In light of Caitlin Jenner and LBGT pride month and folks doing things with their clothes and bodies that doesn't always match with a conventional single-dimensional identity, my thoughts immediately pegged camouflage-hat-man's response to my comment as an indication that he was relatively new at trying out purse-wearing. I'm loading up my kids in the car, ignoring their requests for a few pretzels out of the barrel of them in the trunk, snapping at them just to exist instead of bugging me and in my head I'm scolding myself for going and making an innocent gender-role-assumption with a cute, clever little funny. When perhaps he really DID think his purse was nice and he really DID feel the color looked good. And my funny really WASN'T funny. By the time I got home, I was convinced that I had offended my first LBGT individual.
It sort of horrified me. First and foremost, it horrified me because I do not like any part of me that could make any part of another feel icky. Secondly, it horrified me because the knee-jerk problem-solving I came up with for avoiding unintentionally making another ever feel icky again involved not assuming ANYTHING ANYMORE. In a world where there are so many different combinations of groupings of people and families and clothing, the safest thing IS to never assume. Gone are the days when seeing a man and a woman and two children means there is the mom, the dad, and their biological offspring. We have stepparents. We have adopted children. We have pregnant women housing a child not biologically theirs. We have bisexuals. We have those who choose not to identify. We have guys wearing purses. And I know there are lots of people who would read the previous seven sentences and assume that they were written doggingly. As in, WHAT THE HELL HAS THIS PLACE COME TO? But that's not my position. Rather, my horror comes with the follow up thought, "well, if I want to avoid hurting another, then I have to stop assuming, and if I have to stop assuming, that means I have to stop taking risks to connect with strangers, and if I have to stop taking risks to connect with strangers, that sorta takes away the thunder of ME. And all I'll have left for strangers is a friendly smile."
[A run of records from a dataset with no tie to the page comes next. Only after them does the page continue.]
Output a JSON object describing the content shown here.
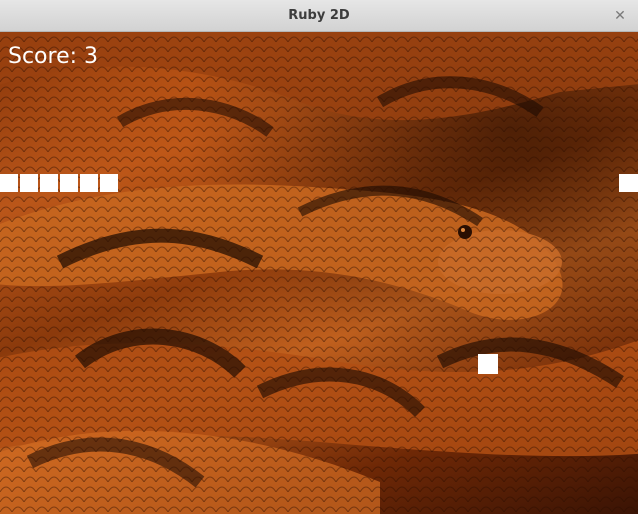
{
  "window": {
    "title": "Ruby 2D",
    "close_glyph": "✕"
  },
  "game": {
    "score_label": "Score: 3",
    "score": 3,
    "snake_color": "#ffffff",
    "food_color": "#ffffff",
    "background": "python-skin-image"
  }
}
Which is what the rest of the world calls appropriate socializing.
But, remember, I was socialized by my father. And I really do, at the end of the day, believe that the world needs more playful behaviors. I believe, if innocent, they are refreshing and amusing and disarming to a sometimes hardened world, a world where not letting your bubble intersect with another's bubble at all costs is considered polite. But all those mutually exclusive bubbles bumping up against each other in public places looks sorta lonely to me. Not to mention boring.
This is what I keep telling myself as I've grown more and more comfortable since this event with the notion of refusing to stop being me. I find comfort in the belief that there must be some sort of free-pass card for the goofily gutsy in this increasingly complex and diverse society... That as long as I am inclusive and loving in my heart, my errors will be forgiven by the innocently wronged. It's all I can hope for, I suppose.
That's not to say that there isn't still a lot of room for improvement, though, in my social skills. Particularly about knowing my audience, my timing, and when to hold back. Tact is tact is tact. Dad, we'll be learning together!